Now we edit following files in HADOOP_HOME/conf:

hdfs-site.xml

<configuration>
<property>
<name>fs.default.name</name>
<value>hdfs://localhost:9000</value>
</property>
<property>
<name>dfs.replication</name>
<value>1</value>
</property>
</configuration>

mapred-site.xml

<configuration>
<property>
<name>mapred.job.tracker</name>
<value>localhost:9001</value>
</property>
</configuration>

hadoop-env.sh
JAVA_HOME=<absolute path to java>

As the next step we need to configure ssh for our local machine. Under Mac OS X make sure you switch on Remote Login in System Perference > Sharing.

Try to ssh into ‘localhost’
ssh localhost

If this requires a password, execute the following commands

if ~/.ssh does not exist
> mkdir ~/.ssh
> chmod 700 ~/.ssh
> touch ~/.ssh/authorized_keys
> chmod 600 ~/.ssh/authorized_keys

Create new key

> ssh-keygen -t dsa -P '' -f ~/.ssh/id_dsa
> cat ~/.ssh/id_dsa.pub >> ~/.ssh/authorized_keys

Try the “ssh localhost” command again.

Make sure your local machine has a hostname it also can reverse lookup. Try:
export MY_HOST_NAME=`hostname`
ssh $MY_HOST_NAME

If this does not work you need to fix your network configureation. (Going offline usually helps :) )

Now we can start the Hadoop cluster:
> hadoop namenode -format
> start-all.sh

This should start Hadoop with one Namenode, one Jobtraker, one Datanode and one Tasktracker.

Open following urls in your browser and make sure you see one data node and one tasktracker.

http://localhost:50030/
http://localhost:50070/

Getting data on the Hadoop DFS

While different data sources will probably exist while indexing, if you want to leverage the power of Hadoop while indexing it is a good idea to get the data to the Hadoop DFS as raw text (e.g. log files) or as a sequence file.

Katta comes with some sample code that can be found in the extras/indexing project. If you want to store your data as a SequenceFile you might find the SequenceFileCreator interesting. Lets create some sample data and work with it:

cd ~/katta-tutorial/modules/katta-indexing-sample
ant jar
sh run.sh net.sf.katta.indexing.SequenceFileCreator hdfs://localhost:9000/sample ../../sample-data/texts/alice.txt 1000

Now we have to create a job jar. A job jar is a jar with our Lucene jar dependencies in a embedded lib folder.

Run our indexing job

Beside the SequenceFileCreator Katta also provides sample code for a Hadoop indexing job. The job is a basically only a Hadoop MapRunnable implementation that reads the sequence file records and adds them to a Lucene index on the local hard drive. When all records are indexed the local Lucene index is copied into the Hadoop DFS.

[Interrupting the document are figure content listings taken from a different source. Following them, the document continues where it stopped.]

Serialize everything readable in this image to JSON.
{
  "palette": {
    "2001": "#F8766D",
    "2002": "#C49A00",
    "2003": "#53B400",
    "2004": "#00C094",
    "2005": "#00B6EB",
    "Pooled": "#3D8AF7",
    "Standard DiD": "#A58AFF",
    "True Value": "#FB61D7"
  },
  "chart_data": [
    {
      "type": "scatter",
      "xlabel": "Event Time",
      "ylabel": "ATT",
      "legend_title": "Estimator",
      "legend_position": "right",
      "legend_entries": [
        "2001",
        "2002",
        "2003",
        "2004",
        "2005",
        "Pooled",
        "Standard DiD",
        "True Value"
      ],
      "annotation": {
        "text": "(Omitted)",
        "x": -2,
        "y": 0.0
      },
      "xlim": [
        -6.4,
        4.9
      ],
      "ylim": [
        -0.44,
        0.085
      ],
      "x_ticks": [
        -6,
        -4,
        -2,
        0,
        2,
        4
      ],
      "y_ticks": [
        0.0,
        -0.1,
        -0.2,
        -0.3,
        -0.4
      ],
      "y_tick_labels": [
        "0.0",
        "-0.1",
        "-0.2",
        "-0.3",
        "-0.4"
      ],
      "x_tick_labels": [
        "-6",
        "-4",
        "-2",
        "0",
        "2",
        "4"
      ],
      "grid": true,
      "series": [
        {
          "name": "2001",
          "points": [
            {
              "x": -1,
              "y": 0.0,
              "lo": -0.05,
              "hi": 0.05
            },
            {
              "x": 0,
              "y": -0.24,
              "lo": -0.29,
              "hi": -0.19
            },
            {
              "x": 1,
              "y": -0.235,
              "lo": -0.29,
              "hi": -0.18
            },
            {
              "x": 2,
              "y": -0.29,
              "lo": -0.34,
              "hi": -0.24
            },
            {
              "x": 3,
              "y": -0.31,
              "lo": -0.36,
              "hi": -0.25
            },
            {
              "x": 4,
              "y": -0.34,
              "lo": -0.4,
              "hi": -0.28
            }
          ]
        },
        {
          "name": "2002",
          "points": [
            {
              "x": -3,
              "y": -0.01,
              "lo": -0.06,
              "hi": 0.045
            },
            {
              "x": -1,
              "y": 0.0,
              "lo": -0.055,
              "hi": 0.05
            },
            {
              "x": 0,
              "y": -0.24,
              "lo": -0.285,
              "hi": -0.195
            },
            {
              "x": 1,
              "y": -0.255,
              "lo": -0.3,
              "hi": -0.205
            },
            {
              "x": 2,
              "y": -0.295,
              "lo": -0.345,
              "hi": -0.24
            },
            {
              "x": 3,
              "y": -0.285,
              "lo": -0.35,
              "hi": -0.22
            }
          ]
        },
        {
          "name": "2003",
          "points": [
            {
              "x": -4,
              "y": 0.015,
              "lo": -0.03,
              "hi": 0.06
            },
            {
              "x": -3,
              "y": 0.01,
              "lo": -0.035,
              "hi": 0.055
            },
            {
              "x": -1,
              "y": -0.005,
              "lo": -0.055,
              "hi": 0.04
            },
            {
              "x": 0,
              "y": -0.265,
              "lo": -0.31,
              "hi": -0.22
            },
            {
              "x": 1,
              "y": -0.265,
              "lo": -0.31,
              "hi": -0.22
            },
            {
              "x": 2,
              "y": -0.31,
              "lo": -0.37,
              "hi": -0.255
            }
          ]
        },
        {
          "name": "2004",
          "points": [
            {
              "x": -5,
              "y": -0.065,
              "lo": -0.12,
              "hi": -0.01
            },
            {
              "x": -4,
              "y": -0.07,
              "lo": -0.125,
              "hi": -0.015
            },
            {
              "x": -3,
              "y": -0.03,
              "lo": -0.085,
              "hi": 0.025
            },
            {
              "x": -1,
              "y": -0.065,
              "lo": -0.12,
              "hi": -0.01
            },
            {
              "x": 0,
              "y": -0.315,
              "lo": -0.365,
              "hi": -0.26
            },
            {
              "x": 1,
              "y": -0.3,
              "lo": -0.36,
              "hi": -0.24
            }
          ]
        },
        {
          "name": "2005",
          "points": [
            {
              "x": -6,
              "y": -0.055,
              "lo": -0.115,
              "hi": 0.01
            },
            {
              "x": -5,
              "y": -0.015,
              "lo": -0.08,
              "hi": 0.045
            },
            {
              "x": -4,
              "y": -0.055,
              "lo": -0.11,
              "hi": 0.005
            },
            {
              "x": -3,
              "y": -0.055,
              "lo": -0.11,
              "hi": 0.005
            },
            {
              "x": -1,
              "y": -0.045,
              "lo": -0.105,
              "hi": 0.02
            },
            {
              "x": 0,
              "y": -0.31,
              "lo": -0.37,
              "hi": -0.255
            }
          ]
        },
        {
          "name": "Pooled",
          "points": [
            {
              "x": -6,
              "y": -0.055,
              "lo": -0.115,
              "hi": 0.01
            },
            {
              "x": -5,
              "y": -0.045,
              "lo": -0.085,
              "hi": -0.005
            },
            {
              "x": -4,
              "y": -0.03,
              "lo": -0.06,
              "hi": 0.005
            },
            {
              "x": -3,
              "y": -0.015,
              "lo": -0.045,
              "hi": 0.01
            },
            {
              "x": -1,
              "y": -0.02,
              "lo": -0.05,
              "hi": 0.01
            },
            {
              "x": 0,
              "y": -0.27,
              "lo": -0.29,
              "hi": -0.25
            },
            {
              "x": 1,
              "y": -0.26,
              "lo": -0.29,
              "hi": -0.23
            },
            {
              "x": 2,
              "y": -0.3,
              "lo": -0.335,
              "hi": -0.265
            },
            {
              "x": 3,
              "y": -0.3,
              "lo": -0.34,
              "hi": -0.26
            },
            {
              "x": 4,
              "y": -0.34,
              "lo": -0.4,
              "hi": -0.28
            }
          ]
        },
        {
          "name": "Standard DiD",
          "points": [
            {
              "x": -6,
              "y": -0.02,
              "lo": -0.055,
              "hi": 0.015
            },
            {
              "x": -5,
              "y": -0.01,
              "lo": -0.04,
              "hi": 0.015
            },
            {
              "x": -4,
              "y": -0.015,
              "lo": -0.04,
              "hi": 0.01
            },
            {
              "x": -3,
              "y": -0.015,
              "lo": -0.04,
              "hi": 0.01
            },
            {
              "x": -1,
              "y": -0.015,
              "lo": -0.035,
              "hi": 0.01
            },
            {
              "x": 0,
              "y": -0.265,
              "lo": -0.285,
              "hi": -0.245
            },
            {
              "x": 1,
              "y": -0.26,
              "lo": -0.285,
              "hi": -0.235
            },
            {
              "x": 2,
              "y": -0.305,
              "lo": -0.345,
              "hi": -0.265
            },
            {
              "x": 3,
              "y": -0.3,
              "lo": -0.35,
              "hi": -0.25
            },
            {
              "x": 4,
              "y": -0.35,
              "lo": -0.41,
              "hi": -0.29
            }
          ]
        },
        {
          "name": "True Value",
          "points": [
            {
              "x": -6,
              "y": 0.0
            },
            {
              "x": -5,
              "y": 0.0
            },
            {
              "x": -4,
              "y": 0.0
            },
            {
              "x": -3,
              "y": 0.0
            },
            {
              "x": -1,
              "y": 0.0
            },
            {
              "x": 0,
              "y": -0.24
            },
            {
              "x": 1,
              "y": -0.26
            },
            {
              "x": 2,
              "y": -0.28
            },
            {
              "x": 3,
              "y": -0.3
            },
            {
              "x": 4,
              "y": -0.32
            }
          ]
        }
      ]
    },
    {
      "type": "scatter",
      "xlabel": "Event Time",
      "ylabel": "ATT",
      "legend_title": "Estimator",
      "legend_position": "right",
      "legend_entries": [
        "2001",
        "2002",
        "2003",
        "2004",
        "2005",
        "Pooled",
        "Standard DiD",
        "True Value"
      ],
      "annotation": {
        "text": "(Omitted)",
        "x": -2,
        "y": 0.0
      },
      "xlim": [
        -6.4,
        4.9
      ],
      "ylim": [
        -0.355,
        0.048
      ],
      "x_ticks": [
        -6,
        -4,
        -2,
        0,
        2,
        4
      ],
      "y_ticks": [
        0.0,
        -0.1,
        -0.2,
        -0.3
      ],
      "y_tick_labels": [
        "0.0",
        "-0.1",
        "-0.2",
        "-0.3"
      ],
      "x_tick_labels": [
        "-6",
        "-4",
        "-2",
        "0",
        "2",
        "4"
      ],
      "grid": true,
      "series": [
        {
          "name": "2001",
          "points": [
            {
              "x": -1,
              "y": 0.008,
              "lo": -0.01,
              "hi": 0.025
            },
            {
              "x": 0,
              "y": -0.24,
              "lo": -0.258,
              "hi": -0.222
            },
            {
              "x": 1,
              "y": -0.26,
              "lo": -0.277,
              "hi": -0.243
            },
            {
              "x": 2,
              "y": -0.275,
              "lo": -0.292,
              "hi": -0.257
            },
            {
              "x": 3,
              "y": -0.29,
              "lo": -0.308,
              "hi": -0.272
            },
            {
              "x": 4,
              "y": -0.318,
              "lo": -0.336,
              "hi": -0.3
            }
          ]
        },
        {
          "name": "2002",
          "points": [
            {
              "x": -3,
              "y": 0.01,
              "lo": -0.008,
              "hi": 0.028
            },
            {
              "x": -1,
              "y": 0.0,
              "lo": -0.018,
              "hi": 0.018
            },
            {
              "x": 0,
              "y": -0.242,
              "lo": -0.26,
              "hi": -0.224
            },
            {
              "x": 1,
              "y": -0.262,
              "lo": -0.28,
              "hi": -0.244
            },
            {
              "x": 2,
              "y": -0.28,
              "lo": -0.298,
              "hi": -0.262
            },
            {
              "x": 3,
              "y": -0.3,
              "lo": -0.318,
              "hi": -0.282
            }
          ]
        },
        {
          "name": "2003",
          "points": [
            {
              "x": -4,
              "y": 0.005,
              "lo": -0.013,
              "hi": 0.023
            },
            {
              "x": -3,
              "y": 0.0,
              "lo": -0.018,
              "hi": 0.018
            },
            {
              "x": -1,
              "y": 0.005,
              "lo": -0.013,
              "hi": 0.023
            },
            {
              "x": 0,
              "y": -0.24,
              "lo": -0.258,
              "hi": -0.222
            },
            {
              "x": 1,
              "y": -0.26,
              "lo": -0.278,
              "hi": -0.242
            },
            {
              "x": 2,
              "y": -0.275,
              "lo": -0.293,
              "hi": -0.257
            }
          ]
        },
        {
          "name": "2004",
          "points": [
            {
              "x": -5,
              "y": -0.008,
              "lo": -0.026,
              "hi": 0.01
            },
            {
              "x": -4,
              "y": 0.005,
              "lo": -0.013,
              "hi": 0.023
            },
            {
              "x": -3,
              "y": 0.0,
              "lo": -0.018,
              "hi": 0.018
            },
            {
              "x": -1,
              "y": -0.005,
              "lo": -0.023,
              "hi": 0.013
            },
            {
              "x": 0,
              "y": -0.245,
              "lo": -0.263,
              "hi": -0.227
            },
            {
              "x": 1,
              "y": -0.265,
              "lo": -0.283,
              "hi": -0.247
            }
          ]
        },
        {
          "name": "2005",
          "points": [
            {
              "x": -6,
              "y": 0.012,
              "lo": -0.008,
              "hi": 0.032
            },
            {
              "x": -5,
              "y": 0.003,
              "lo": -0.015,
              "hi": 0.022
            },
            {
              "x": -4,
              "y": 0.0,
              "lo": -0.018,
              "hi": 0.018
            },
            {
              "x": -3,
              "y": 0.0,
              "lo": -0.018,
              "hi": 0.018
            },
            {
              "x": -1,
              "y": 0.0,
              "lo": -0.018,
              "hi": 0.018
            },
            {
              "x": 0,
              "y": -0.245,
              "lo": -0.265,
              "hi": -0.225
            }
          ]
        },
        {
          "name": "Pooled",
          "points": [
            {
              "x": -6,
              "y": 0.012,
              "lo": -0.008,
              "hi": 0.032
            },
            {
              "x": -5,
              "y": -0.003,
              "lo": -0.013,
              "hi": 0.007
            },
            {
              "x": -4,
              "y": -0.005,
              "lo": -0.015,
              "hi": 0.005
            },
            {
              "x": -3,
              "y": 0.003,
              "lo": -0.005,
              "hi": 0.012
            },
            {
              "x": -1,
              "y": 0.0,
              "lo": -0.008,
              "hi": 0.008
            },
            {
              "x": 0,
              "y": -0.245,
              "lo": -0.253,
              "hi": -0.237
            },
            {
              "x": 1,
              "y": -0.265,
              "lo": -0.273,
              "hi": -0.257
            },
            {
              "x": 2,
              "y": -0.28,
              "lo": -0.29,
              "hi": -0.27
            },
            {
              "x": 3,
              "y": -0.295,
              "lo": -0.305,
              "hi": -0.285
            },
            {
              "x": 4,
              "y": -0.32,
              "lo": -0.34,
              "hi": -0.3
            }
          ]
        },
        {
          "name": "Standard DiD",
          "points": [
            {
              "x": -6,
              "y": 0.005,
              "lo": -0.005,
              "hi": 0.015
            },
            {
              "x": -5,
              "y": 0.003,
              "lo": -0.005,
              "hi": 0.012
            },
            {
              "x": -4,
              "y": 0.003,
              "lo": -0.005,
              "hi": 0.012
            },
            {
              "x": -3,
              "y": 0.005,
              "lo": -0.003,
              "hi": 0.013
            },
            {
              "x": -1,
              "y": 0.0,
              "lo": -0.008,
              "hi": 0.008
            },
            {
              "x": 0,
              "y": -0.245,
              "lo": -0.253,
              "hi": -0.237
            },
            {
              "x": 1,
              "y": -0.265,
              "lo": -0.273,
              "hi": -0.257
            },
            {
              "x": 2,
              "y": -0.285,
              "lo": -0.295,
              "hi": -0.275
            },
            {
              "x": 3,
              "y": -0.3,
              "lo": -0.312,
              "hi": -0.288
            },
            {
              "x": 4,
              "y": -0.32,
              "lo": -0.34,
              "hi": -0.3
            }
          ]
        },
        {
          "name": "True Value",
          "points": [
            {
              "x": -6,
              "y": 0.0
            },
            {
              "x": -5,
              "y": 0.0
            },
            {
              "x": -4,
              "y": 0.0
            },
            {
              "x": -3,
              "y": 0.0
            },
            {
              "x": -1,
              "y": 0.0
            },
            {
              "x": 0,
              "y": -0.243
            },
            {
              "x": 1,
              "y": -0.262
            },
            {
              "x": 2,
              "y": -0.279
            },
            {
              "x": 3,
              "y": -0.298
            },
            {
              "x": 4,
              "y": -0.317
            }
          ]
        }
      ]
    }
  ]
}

Lets start with creating a Hadoop job jar.
ant job-jar

Change directory to our version of Hadoop:
cd ~/katta-tutorial/hadoop-0.20.1

Lets make sure we have sample data:
bin/hadoop fs -ls /
You should see:
-rw-r--r-- 3 joa23 supergroup 60598 2009-03-16 01:54 /sample

bin/hadoop jar ~/katta-tutorial/katta/modules/katta-indexing-sample/build/katta-indexing-sample-*.jar hdfs://localhost:9000/sample hdfs://localhost:9000/index 2

Now we need to clean up this folder since Hadoop stored some folders there we do not want.
bin/hadoop fs -rmr /index/_logs
bin/hadoop fs -rmr /index/part-*

Congratulations you have generated a Katta index. Now lets try to deploy it.

Deploy the index in Katta

Our goal is to deploy the freshly generated index. First we need to start a localhost Katta grid, as described here.

Therefore we need 3 shell windows open and change directory in each into ~/katta-tutorial/katta/.

In window 1 we start the master:
bin/katta startMaster

In window 2 we start a node
bin/katta startNode

In window 3 we run the deploy command:
bin/katta addIndex testIndex hdfs://localhost:9000/index org.apache.lucene.analysis.StandardAnalyzer 2

This might take a some time, since Katta is downloading the index from Hadoop DFS to the local hard drive.

Now you can search with

bin/katta search testIndex "content:alice"

Congratulations! You have just created an index with Hadoop and deployed it into Katta.